La voie que nous venons de décrire est empruntée par le moine (bhikkhu) qui est encouragé à un niveau d’ascèse dans son cheminement vers le nirvana. Dans le chapitre XXV, on souligne l’importance de vider sa barque (Dhammapada XXV, 369) et ne pas se laisser étourdir par les désirs (Dhammapada XXV, 371) pour plutôt vivre selon la Loi énoncée par le Bouddha. Le bhikkhu est appelé à se contrôler dans son corps, dans son comportement et dans ses pensées, et à se maîtriser. Il doit méditer dans la solitude en renonçant ainsi aux distractions, internes et externes, afin d’atteindre la paix de la libération : « Maîtrisant sa main, son pied, sa parole, / Suprême dans la maîtrise de soi, / Celui qui trouve joie à méditer et vit en solitaire, / Calme et posé, ayant son content avec ce qu’il a, / On peut l’appeler un bhikkhu » (Dhammapada XXV, 362).

Le dernier chapitre du Dhammapada qui sera étudié porte sur le brahmane (Chapitre XXVI).
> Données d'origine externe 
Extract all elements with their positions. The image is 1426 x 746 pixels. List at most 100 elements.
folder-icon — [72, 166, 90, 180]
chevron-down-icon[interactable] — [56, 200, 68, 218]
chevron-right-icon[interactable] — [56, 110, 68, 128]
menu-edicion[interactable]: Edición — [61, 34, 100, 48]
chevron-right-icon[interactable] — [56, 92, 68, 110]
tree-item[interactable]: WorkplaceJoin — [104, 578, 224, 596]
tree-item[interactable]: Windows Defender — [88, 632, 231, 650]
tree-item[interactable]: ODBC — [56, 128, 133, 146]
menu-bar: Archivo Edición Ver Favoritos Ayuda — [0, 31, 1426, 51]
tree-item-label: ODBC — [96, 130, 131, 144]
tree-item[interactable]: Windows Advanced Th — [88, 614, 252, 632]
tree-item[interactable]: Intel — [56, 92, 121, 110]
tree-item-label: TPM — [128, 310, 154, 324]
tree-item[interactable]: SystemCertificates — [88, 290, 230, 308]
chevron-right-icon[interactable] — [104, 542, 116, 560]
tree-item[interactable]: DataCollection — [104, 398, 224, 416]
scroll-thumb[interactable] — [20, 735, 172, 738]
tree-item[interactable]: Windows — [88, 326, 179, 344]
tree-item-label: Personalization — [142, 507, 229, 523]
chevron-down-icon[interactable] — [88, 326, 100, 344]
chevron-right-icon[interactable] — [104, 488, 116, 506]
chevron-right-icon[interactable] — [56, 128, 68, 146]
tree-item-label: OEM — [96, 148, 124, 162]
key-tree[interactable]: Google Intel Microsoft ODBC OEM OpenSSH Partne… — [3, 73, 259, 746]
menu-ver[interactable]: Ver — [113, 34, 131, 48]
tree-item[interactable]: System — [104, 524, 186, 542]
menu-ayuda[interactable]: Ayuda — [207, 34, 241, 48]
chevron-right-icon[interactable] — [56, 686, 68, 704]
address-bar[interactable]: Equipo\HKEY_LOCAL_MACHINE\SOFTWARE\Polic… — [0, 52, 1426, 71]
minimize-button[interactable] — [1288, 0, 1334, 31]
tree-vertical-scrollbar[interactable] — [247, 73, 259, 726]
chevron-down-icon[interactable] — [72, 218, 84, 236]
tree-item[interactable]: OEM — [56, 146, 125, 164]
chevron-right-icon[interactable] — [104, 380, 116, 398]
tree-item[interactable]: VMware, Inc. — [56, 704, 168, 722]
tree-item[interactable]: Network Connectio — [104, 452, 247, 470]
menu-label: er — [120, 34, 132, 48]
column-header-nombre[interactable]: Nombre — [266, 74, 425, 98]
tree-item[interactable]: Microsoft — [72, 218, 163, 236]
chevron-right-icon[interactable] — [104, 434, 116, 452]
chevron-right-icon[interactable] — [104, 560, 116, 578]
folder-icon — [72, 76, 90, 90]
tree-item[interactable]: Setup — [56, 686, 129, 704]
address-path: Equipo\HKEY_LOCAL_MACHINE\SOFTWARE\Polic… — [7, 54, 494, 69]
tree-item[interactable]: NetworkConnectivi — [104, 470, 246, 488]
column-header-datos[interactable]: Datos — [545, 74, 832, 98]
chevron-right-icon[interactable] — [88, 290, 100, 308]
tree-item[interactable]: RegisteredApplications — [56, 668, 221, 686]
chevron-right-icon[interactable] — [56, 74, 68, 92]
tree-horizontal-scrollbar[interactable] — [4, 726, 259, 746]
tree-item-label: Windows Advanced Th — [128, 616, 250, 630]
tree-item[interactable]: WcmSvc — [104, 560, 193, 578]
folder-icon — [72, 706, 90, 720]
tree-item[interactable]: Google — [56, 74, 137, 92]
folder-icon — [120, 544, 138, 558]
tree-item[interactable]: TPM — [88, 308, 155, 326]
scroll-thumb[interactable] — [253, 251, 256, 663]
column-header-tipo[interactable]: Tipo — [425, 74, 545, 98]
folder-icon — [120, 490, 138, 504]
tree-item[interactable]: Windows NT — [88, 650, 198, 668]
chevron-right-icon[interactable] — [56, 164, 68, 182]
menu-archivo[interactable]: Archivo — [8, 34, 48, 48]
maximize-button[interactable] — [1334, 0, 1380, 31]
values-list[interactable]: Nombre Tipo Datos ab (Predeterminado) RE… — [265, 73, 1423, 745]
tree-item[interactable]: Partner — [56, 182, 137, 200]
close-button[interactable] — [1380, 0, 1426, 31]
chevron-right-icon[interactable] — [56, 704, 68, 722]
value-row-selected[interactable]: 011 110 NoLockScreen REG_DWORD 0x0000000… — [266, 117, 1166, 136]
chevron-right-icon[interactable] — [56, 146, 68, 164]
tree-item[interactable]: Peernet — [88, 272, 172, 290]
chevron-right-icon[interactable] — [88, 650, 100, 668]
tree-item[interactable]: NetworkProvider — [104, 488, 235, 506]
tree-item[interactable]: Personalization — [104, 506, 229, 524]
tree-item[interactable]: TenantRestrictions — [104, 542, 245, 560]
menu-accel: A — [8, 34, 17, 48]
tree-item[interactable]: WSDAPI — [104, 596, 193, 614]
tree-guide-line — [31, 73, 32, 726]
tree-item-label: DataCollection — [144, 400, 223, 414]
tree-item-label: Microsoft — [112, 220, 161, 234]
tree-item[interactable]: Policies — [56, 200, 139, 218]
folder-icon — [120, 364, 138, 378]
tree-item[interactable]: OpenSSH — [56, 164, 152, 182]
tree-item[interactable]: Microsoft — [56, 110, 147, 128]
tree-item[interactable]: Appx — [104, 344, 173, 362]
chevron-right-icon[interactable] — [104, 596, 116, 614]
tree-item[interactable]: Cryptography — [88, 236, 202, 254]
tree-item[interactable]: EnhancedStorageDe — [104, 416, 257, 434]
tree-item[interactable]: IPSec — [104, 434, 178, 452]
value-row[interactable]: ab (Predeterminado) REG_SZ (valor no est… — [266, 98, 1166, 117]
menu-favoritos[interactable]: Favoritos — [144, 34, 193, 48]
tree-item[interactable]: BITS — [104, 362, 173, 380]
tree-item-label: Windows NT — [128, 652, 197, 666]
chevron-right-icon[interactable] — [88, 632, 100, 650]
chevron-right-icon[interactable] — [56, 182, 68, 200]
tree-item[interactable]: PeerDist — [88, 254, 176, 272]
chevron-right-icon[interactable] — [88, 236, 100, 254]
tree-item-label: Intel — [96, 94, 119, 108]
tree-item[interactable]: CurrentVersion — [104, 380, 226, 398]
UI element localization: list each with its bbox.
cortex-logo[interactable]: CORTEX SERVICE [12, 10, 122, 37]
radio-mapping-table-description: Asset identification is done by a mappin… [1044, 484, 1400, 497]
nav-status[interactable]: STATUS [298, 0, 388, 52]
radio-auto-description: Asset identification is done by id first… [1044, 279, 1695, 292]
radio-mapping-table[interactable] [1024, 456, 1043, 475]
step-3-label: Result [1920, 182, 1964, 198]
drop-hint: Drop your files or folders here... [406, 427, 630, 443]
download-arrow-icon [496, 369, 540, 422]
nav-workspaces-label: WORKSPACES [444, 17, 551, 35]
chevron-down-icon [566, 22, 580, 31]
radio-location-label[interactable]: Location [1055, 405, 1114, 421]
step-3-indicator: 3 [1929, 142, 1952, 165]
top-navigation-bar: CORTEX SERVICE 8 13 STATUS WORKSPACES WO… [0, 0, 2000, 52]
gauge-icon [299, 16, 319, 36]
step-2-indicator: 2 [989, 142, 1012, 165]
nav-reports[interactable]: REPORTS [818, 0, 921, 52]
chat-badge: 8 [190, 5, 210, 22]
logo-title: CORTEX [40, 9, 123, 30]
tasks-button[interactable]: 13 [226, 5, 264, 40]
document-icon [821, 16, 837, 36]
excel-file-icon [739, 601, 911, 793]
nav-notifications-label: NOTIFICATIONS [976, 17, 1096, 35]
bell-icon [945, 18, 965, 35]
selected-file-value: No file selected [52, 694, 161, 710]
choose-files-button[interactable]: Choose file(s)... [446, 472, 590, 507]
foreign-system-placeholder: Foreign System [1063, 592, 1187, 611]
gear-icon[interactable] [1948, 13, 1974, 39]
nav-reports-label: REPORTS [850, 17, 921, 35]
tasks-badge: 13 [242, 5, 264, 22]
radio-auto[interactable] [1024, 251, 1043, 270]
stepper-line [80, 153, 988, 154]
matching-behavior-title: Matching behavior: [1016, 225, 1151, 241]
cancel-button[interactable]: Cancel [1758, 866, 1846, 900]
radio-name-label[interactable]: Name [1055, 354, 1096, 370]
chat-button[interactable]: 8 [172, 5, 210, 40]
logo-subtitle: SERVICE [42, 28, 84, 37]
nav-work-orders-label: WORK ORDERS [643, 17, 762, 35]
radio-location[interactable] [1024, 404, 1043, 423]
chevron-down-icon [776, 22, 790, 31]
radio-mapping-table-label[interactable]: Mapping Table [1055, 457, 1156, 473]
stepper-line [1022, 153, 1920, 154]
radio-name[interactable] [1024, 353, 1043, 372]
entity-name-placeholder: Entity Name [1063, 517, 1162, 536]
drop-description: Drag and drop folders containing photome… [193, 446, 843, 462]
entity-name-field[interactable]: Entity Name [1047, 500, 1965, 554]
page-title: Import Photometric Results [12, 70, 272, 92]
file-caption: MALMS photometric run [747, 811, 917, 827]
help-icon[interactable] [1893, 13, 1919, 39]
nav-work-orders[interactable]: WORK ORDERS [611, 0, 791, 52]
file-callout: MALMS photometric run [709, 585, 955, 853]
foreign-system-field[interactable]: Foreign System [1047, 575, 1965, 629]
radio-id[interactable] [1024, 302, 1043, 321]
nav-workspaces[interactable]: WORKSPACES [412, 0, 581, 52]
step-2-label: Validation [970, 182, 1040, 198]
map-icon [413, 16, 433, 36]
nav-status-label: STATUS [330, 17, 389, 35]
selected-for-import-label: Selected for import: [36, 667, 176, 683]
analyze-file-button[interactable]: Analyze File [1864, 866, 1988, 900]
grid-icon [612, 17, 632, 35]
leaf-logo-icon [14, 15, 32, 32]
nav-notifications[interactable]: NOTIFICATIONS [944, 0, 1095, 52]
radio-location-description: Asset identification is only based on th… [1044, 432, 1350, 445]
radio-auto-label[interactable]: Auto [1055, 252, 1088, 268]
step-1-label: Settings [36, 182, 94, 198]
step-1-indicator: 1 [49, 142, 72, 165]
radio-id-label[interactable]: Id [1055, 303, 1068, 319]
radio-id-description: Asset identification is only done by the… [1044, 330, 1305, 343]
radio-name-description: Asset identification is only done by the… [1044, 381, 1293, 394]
Même si ce terme réfère habituellement au membre de la caste supérieure dans l’hindouisme, ce terme signifie dans le cas présent un être vertueux présentant plusieurs des qualités que le Bouddha encourage à cultiver. Cet être vertueux se rapprochant de l’idéal bouddhiste est notamment décrit comme s’habillant en loques et vivant en solitaire (Dhammapada XXVI,

395). D’autres passages du chapitre soulignent qu’il est sans possessions et sans attaches (Dhammapada XXVI, 396), et qu’il n’entretient aucun désir (Dhammapada XXVI, 415). En cultivant ainsi le renoncement, il est appelé à mettre l’accent sur le détachement et la méditation qui mènent à l’extinction de la soif et à la libération : « Celui qui se voue à la méditation, / Vivant reclus, sans taches, / Soumis à ses devoirs, pur de souillures, / Et qui est parvenu au but suprême, / C’est lui que j’appelle un brahmane » (Dhammapada XXVI, 395).

Comme nous pouvons le constater, les différents chapitres du Dhammapada que nous étudions ici reprennent les pratiques de renoncement décrites plus haut tout en soulignant les liens étroits avec la méditation. Malgré l’absence d’organisation logique dans l’ordre des différents chapitres, nous remarquons comment les pratiques ascétiques encouragées sont jumelées à la méditation pour orienter le pratiquant vers la sagesse ouvrant la voie de la libération (nirvana).